隨即,呂龍衣走回那群黑衣人麵前,揮手下令道:“與我前去繼續暗中保護少爺,鐵傘客不必殺。”
先前開口建議圍殺鐵傘客那人地位好似不低,竟再次向呂龍衣言道:“此時不殺,待其傷好,我等再殺便難了。”
呂龍衣搖頭否決道:“錢老沒殺他,便是有意留他一條性命。”
一聽不殺柳偎是“錢老”的意思,終於再無黑衣人動“趁火打劫”的念頭,逐一重新隱於黑夜當中,不知到哪裏去了。
方才觀得喬竹酒劍招的呂龍衣靜立原地,遙望晉州晉城方向,不甚明顯的五官再展笑意,低聲自語道:“喬伯伯,竹酒變強了……”
……
鄴城外,一處荒敗破廟中。
力竭且內傷不輕的喬竹酒悠悠醒來,入目第一眼便是看到何不孤那張欠揍的臉湊在自己近前,笑眯眯的盯著自己看。

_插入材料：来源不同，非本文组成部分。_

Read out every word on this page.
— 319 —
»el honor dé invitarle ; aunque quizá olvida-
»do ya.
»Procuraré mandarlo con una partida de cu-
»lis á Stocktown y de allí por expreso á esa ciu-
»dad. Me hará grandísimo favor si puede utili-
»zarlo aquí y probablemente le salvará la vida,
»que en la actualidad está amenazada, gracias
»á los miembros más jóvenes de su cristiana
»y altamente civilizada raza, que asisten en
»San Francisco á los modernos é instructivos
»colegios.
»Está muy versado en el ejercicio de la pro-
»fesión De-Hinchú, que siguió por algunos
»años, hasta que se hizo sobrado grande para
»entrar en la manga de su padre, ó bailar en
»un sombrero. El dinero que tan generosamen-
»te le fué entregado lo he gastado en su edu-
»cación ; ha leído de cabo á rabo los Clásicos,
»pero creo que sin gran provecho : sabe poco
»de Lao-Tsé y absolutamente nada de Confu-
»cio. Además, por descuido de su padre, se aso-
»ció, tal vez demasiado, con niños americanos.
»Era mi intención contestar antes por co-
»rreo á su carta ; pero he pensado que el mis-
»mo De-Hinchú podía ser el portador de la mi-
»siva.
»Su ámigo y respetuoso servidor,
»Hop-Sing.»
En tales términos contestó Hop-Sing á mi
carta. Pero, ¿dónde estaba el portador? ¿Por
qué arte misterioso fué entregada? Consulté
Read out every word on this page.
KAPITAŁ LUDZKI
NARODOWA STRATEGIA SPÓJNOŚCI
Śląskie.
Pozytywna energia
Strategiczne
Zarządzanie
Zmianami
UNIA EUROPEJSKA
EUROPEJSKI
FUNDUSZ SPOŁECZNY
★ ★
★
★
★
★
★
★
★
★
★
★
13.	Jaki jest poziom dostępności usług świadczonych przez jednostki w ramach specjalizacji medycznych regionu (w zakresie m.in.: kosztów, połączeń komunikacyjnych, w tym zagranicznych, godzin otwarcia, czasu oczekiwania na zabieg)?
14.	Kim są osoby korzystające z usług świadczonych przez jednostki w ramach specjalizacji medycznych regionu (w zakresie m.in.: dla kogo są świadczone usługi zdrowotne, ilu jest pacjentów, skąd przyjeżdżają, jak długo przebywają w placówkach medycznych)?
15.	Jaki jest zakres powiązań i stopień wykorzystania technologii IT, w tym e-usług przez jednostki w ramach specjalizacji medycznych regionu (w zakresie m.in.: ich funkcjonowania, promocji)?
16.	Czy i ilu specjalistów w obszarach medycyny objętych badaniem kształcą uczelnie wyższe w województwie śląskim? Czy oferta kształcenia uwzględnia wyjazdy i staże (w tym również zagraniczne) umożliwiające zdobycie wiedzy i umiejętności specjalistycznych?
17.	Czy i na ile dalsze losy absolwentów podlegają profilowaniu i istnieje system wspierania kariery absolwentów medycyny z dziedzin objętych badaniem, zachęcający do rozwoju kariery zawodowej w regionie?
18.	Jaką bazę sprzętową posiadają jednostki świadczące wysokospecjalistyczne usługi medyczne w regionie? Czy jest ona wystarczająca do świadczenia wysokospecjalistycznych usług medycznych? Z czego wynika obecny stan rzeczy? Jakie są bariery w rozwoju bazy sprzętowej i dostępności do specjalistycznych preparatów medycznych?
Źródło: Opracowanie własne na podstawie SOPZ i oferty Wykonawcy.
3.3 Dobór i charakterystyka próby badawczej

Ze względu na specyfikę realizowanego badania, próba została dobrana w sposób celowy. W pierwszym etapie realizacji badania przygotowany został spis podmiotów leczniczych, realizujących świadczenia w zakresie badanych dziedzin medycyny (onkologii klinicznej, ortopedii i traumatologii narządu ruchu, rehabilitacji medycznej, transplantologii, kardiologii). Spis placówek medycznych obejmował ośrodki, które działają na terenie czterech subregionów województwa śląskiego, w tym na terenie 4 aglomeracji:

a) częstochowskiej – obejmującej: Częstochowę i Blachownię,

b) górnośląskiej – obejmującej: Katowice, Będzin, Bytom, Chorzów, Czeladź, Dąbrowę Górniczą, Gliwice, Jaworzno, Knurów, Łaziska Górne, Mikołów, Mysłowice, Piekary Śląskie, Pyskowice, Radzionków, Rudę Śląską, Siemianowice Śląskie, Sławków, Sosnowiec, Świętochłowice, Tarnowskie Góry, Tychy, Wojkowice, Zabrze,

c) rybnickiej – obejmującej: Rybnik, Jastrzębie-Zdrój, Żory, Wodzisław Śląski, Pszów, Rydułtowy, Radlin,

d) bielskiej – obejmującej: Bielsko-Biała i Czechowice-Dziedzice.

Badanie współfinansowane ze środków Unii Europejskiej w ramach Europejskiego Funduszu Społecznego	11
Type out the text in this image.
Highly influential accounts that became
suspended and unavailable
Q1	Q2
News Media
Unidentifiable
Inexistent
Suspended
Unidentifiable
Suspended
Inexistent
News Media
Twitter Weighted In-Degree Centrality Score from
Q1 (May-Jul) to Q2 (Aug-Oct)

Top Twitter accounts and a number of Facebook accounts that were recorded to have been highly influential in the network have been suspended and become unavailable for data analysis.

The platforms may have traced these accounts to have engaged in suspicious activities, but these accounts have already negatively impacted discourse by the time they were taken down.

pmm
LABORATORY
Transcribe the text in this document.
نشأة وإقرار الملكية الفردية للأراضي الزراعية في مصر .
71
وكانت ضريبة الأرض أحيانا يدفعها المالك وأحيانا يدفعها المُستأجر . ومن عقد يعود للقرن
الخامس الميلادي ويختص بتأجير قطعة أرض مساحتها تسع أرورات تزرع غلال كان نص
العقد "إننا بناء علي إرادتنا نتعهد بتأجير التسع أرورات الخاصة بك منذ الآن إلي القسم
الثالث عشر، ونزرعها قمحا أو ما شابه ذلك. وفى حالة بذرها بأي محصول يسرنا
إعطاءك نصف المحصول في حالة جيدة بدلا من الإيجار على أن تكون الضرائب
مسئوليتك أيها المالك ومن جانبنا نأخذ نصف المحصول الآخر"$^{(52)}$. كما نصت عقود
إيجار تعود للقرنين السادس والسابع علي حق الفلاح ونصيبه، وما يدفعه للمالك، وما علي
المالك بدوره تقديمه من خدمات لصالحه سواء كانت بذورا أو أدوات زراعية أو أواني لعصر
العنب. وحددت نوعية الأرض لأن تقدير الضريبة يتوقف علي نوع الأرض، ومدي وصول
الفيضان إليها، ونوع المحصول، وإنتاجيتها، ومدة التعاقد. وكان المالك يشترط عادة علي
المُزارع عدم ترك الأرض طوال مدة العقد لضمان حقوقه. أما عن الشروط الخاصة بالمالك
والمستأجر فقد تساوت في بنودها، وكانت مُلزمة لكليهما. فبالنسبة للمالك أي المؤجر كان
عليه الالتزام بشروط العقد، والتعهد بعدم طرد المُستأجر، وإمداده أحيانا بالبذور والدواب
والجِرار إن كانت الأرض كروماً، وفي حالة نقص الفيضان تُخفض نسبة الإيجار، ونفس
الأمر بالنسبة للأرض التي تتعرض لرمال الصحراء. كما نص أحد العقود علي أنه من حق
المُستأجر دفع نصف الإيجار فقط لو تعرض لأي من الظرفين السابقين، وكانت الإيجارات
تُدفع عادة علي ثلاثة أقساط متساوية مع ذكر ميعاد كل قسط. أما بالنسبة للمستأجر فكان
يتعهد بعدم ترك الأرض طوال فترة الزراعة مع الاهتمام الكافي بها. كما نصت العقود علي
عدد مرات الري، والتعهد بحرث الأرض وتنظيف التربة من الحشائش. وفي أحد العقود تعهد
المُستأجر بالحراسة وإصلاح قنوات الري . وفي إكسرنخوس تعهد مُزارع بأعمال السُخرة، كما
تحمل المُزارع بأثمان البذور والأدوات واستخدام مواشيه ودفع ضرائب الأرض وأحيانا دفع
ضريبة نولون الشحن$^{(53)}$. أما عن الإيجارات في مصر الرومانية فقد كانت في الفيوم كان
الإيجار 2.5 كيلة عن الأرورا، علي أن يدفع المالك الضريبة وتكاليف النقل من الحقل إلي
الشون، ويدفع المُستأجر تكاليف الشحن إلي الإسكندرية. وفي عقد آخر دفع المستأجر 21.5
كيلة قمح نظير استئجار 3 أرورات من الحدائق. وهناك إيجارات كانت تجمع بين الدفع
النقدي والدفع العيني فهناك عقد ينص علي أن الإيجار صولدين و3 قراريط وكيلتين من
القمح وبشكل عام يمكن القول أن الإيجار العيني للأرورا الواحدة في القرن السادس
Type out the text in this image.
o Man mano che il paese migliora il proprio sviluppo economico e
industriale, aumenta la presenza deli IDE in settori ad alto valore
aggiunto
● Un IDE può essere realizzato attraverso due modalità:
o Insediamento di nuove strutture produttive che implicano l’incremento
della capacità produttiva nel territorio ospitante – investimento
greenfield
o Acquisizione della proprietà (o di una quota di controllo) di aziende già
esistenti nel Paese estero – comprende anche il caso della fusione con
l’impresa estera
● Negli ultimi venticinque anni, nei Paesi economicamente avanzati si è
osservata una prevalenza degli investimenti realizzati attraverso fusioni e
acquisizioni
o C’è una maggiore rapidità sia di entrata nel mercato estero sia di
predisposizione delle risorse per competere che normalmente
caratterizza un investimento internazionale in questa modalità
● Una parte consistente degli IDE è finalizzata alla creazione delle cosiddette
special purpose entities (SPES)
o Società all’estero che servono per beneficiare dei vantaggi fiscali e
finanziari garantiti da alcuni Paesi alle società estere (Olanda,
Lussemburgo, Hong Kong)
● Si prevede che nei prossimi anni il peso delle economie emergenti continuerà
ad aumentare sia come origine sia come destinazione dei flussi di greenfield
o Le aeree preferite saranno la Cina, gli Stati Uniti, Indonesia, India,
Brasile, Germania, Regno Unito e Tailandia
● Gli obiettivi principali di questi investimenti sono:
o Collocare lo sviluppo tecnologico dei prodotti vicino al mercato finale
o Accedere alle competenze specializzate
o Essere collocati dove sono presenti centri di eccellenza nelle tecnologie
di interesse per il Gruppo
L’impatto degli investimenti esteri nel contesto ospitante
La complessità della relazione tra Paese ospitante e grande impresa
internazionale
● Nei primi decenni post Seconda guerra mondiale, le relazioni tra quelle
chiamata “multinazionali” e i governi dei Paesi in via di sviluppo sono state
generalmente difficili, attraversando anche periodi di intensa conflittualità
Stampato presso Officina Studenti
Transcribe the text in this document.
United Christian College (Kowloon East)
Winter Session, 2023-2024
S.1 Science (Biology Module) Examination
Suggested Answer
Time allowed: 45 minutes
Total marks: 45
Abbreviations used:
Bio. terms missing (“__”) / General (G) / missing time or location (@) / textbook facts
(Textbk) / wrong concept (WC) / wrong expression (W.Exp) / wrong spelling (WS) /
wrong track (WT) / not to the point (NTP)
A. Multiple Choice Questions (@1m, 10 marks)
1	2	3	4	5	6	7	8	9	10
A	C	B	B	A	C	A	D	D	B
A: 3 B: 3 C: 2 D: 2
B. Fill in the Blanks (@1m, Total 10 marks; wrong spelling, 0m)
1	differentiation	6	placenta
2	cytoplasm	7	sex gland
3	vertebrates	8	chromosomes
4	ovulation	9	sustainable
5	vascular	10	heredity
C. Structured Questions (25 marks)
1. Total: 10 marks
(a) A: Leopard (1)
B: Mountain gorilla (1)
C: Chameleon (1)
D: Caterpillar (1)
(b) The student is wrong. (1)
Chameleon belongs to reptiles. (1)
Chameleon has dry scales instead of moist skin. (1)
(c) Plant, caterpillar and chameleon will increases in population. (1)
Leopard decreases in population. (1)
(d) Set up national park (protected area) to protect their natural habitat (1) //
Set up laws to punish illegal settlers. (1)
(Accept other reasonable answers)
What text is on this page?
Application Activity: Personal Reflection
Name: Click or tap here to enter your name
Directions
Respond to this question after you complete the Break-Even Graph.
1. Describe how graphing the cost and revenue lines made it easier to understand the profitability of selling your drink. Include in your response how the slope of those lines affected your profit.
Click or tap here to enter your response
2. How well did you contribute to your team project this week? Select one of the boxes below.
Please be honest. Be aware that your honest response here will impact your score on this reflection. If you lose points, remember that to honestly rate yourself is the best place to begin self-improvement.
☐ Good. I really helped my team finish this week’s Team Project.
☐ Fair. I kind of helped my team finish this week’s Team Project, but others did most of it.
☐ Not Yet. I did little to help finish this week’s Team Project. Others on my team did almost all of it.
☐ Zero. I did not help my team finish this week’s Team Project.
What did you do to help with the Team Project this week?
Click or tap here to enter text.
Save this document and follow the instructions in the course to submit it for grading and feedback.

恢複些許氣力的喬竹酒躬起腳蹬在何不孤胸前,把他遠遠踹飛了出去,不待後者埋怨,喬竹酒直起上半身,瞪大他那雙晶亮眼眸,怒氣衝衝道:“你他娘的這隻兔兒爺,想男人想到老子身上了是吧?”
何不孤撲了撲胸前的塵土,反瞪喬竹酒啐道:“我呸,喬狗蛋你也不撒泡尿照照自己什麼樣子,爺要是喜歡男人,也不會找你這種醜八怪!”
喬竹酒扶著一側的佛像台起身,冷哼一聲道:“沒想到你這隻何王八還真是個兔兒爺,以後離老子遠點,不然叫你斷子絕孫!”
兩人氣呼呼的遙望著彼此,旁邊一陣銀鈴般的笑聲傳至耳中,喬竹酒這才放眼四下環顧起來,一看方見,老錢正樂嗬嗬的逗著無常,杜莎和管彬倚在破廟內一根木柱旁,而笑聲,正是從他心宜的女子口中發出來的。
今夜過半,色未明,回想起剛剛與柳偎酣戰時管彬、杜莎、何不孤三人臨陣脫逃的一幕,喬竹酒心下又升起了不滿之意。
雖自己倒下前看到他們三個有回返鄴城的意圖,可他仍不免對三人逃跑的舉動有所介懷,杜莎似是看出了喬竹酒臉上表現出來的情緒,起身抹了把雪白額頭上的汗珠,來到喬竹酒近前,以她給何不孤的理由解釋道:“喬公子,先前大師兄帶我逃離鄴城,並非是他貪生怕死,而是擔心我被鐵傘客傷到,所以打算先把我安置好,再返回助你一臂之力。”